Guide

The Complete Guide to Regular Expressions: Syntax, Patterns, and Practical Tips

A comprehensive guide to regular expression syntax, metacharacters, quantifiers, grouping, assertions, and common matching patterns. Packed with practical examples to help you master text matching and processing.

Regular expressions (commonly known as Regex or RegExp) are a compact, powerful mini-language for describing text patterns. Whether you’re validating form inputs, analyzing logs, performing search-and-replace operations, or cleaning data, regular expressions are an indispensable tool in every developer’s toolkit.

While the syntax may look intimidating at first, once you understand the core concepts, you’ll be able to apply them to real-world tasks quickly. This guide will take you from zero to proficiency with regular expressions.

If you want to test regular expressions interactively, try our Online Regex Tester, which highlights matches in real time and helps you debug expressions effortlessly.

1. What is a Regular Expression?

A regular expression is a string composed of ordinary characters and special characters (metacharacters) that defines a search pattern. This pattern can be used to:

  • Match: Determine whether a piece of text conforms to a pattern
  • Search: Find all substrings in a text that match a pattern
  • Replace: Substitute matched portions with new content
  • Extract: Pull specific formatted data from text

Regular expressions are supported by virtually every programming language (JavaScript, Python, Java, Go, PHP, etc.) and many command-line tools (grep, sed, awk).

2. Basic Syntax

2.1 Literal Characters

Most letters and digits in a regex match themselves. For example, the regex hello matches the literal text “hello” in a string.

2.2 Metacharacters

Metacharacters are characters with special meanings in regular expressions. They form the backbone of regex functionality.

MetacharacterMeaningExample
.Matches any single character except the newline \na.c matches “abc”, “a1c”, “a-c”
\Escape character; turns a metacharacter into a literal\. matches a literal ”.”
^Matches the start of a string (or the start of each line in multiline mode)^Hello matches lines starting with “Hello”
$Matches the end of a string (or the end of each line in multiline mode)world$ matches lines ending with “world”
|Logical OR; matches either the expression on the left or the rightcat|dog matches “cat” or “dog”

2.3 Character Classes

Character classes are defined with square brackets [] and match any single character within the brackets.

ExpressionMeaningExample
[abc]Matches any one of a, b, or c[aeiou] matches any lowercase vowel
[a-z]Matches any lowercase letter from a to z[A-Za-z] matches any English letter
[0-9]Matches any digit[0-9] is usually equivalent to \d
[^abc]Negation; matches any character not in the brackets[^0-9] matches any non-digit

Note: Inside a character class, most metacharacters lose their special meaning. For example, [.] matches a literal ”.”, not any character. However, \, ], ^ (only at the beginning), and - (in the middle) still retain special significance.

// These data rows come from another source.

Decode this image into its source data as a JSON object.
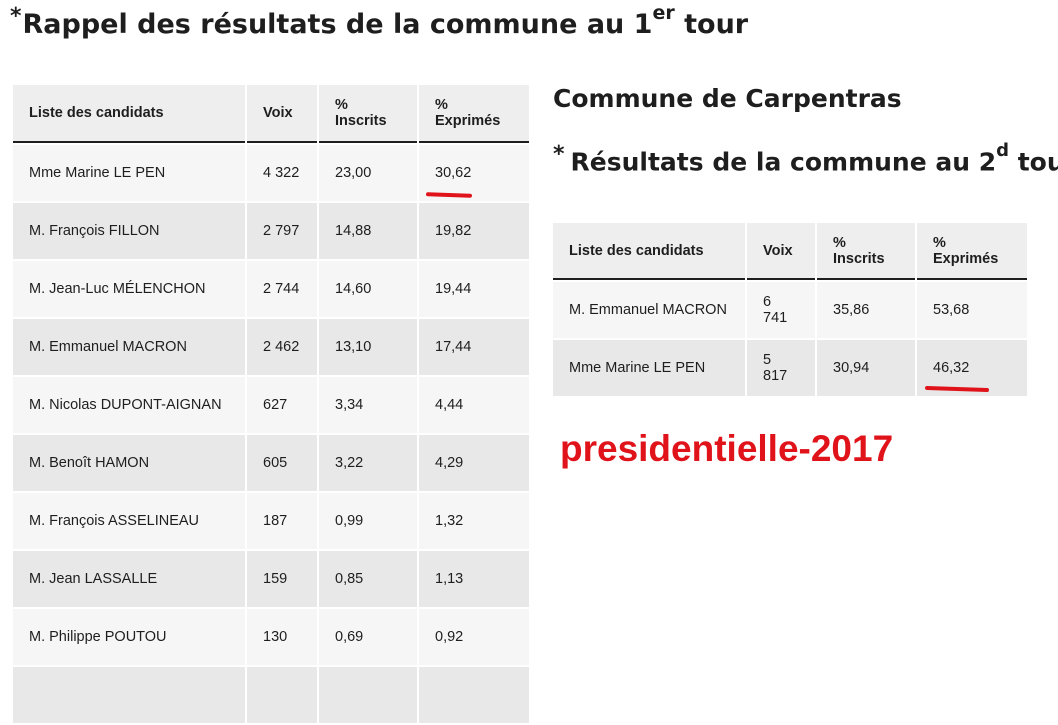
{
  "heading_first": {
    "star": "*",
    "text": "Rappel des résultats de la commune au 1",
    "sup": "er",
    "tail": " tour"
  },
  "commune_title": "Commune de Carpentras",
  "heading_second": {
    "star": "*",
    "text": "Résultats de la commune au 2",
    "sup": "d",
    "tail": " tour"
  },
  "tag_text": "presidentielle-2017",
  "accent_color": "#e0131b",
  "table_first": {
    "headers": [
      "Liste des candidats",
      "Voix",
      "% Inscrits",
      "% Exprimés"
    ],
    "rows": [
      [
        "Mme Marine LE PEN",
        "4 322",
        "23,00",
        "30,62"
      ],
      [
        "M. François FILLON",
        "2 797",
        "14,88",
        "19,82"
      ],
      [
        "M. Jean-Luc MÉLENCHON",
        "2 744",
        "14,60",
        "19,44"
      ],
      [
        "M. Emmanuel MACRON",
        "2 462",
        "13,10",
        "17,44"
      ],
      [
        "M. Nicolas DUPONT-AIGNAN",
        "627",
        "3,34",
        "4,44"
      ],
      [
        "M. Benoît HAMON",
        "605",
        "3,22",
        "4,29"
      ],
      [
        "M. François ASSELINEAU",
        "187",
        "0,99",
        "1,32"
      ],
      [
        "M. Jean LASSALLE",
        "159",
        "0,85",
        "1,13"
      ],
      [
        "M. Philippe POUTOU",
        "130",
        "0,69",
        "0,92"
      ],
      [
        "",
        "",
        "",
        ""
      ]
    ]
  },
  "table_second": {
    "headers": [
      "Liste des candidats",
      "Voix",
      "% Inscrits",
      "% Exprimés"
    ],
    "rows": [
      [
        "M. Emmanuel MACRON",
        "6 741",
        "35,86",
        "53,68"
      ],
      [
        "Mme Marine LE PEN",
        "5 817",
        "30,94",
        "46,32"
      ]
    ]
  }
}
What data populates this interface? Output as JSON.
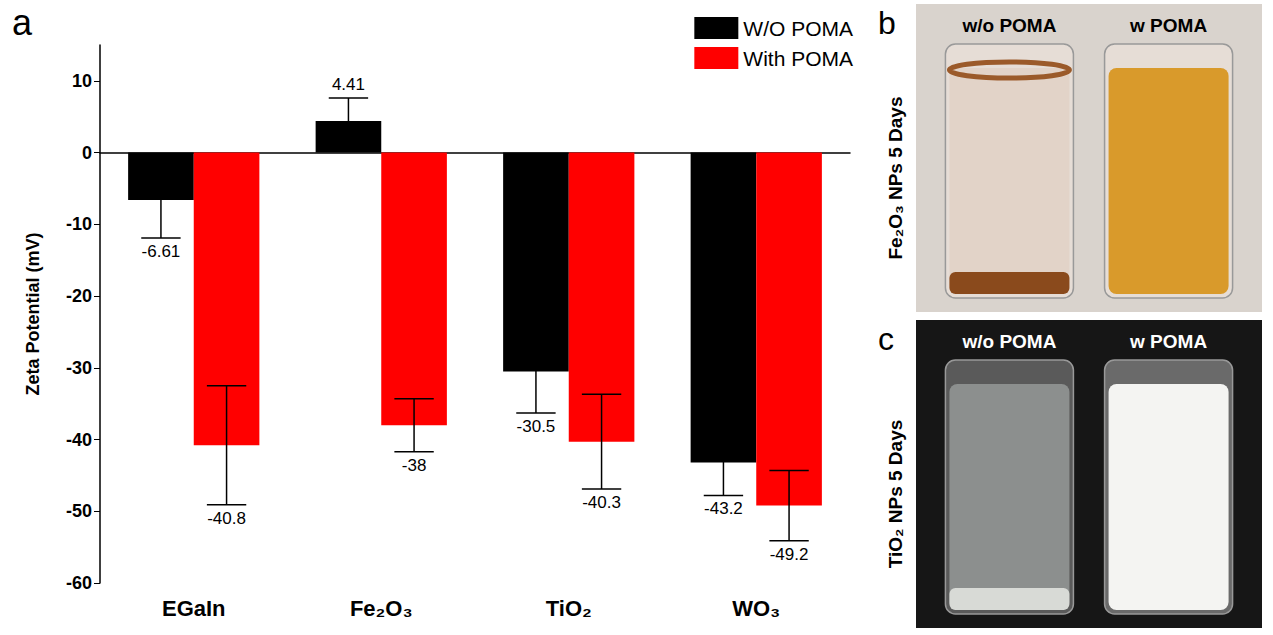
{
  "panel_labels": [
    "a",
    "b",
    "c"
  ],
  "chart_data": {
    "type": "bar",
    "categories": [
      "EGaIn",
      "Fe₂O₃",
      "TiO₂",
      "WO₃"
    ],
    "y_label": "Zeta Potential (mV)",
    "series": [
      {
        "name": "W/O POMA",
        "color": "#000000",
        "values": [
          -6.61,
          4.41,
          -30.5,
          -43.2
        ],
        "errors": [
          5.3,
          3.2,
          5.8,
          4.6
        ]
      },
      {
        "name": "With POMA",
        "color": "#ff0000",
        "values": [
          -40.8,
          -38,
          -40.3,
          -49.2
        ],
        "errors": [
          8.3,
          3.7,
          6.6,
          4.9
        ]
      }
    ],
    "ylim": [
      -60,
      15
    ],
    "yticks": [
      -60,
      -50,
      -40,
      -30,
      -20,
      -10,
      0,
      10
    ],
    "grid": false,
    "legend": "upper right",
    "data_labels": true
  },
  "photos": [
    {
      "side_label": "Fe₂O₃ NPs 5 Days",
      "vial_labels": [
        "w/o POMA",
        "w POMA"
      ]
    },
    {
      "side_label": "TiO₂ NPs 5 Days",
      "vial_labels": [
        "w/o POMA",
        "w POMA"
      ]
    }
  ]
}
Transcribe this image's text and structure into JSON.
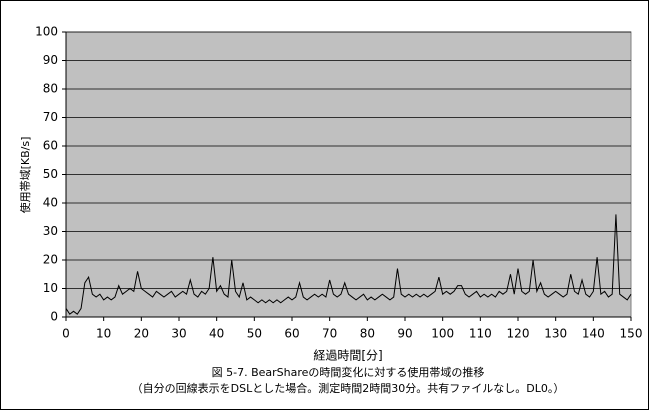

Additional note: In some regex engines with Unicode mode enabled, \d may match a wider range of numeric characters (such as digits from other scripts), while [0-9] only matches ASCII digits (0–9).

2.4 Predefined Character Classes

For convenience, regex provides shorthand notations for commonly used character classes.

ShorthandEquivalentMeaning
\d[0-9]Matches any digit
\D[^0-9]Matches any non-digit character
\w[A-Za-z0-9_]Matches any “word character” (letter, digit, underscore)
\W[^A-Za-z0-9_]Matches any non-word character
\s[ \t\n\r\f\v]Matches any whitespace character (space, tab, newline, etc.)
\S[^ \t\n\r\f\v]Matches any non-whitespace character
\bMatches a word boundary
\BMatches a non-word boundary

3. Quantifiers

Quantifiers specify how many times the preceding character or group should appear.

QuantifierMeaningExample
*Matches 0 or more timesab*c matches “ac”, “abc”, “abbc”
+Matches 1 or more timesab+c matches “abc”, “abbc”, but not “ac”
?Matches 0 or 1 timecolou?r matches “color” and “colour”
{n}Matches exactly n times\d{4} matches exactly 4 digits
{n,}Matches at least n times\d{2,} matches 2 or more digits
{n,m}Matches between n and m times (inclusive)\d{2,4} matches 2 to 4 digits

3.1 Greedy vs. Lazy Matching

By default, quantifiers are greedy—they match as many characters as possible. Adding a ? after the quantifier makes it lazy (non-greedy), matching as few characters as possible.

Greedy:  <.+>   on "<em>hello</em>" matches the entire "<em>hello</em>"
Lazy:    <.+?>  on "<em>hello</em>" matches "<em>" and "</em>"

This distinction is critical when processing HTML tags or similar structured content.

4. Groups and Capturing

4.1 Capturing Groups ()

Parentheses () group multiple characters into a logical unit and capture the matched content for later use.

(abc)+      Matches one or more consecutive occurrences of "abc"
(\d{4})-(\d{2})-(\d{2})   Matches a date format, capturing year, month, and day separately

In replacements, you can reference captured groups using $1, $2 (or \1, \2, depending on the language).

4.2 Non-Capturing Groups (?:)

Sometimes you need grouping without capturing. Use (?:) to avoid unnecessary performance overhead.

(?:https?|ftp)://    Groups but does not capture the protocol part

4.3 Named Groups (?<name>)

Some regex engines support named capturing groups, making the results more readable.

(?<year>\d{4})-(?<month>\d{2})-(?<day>\d{2})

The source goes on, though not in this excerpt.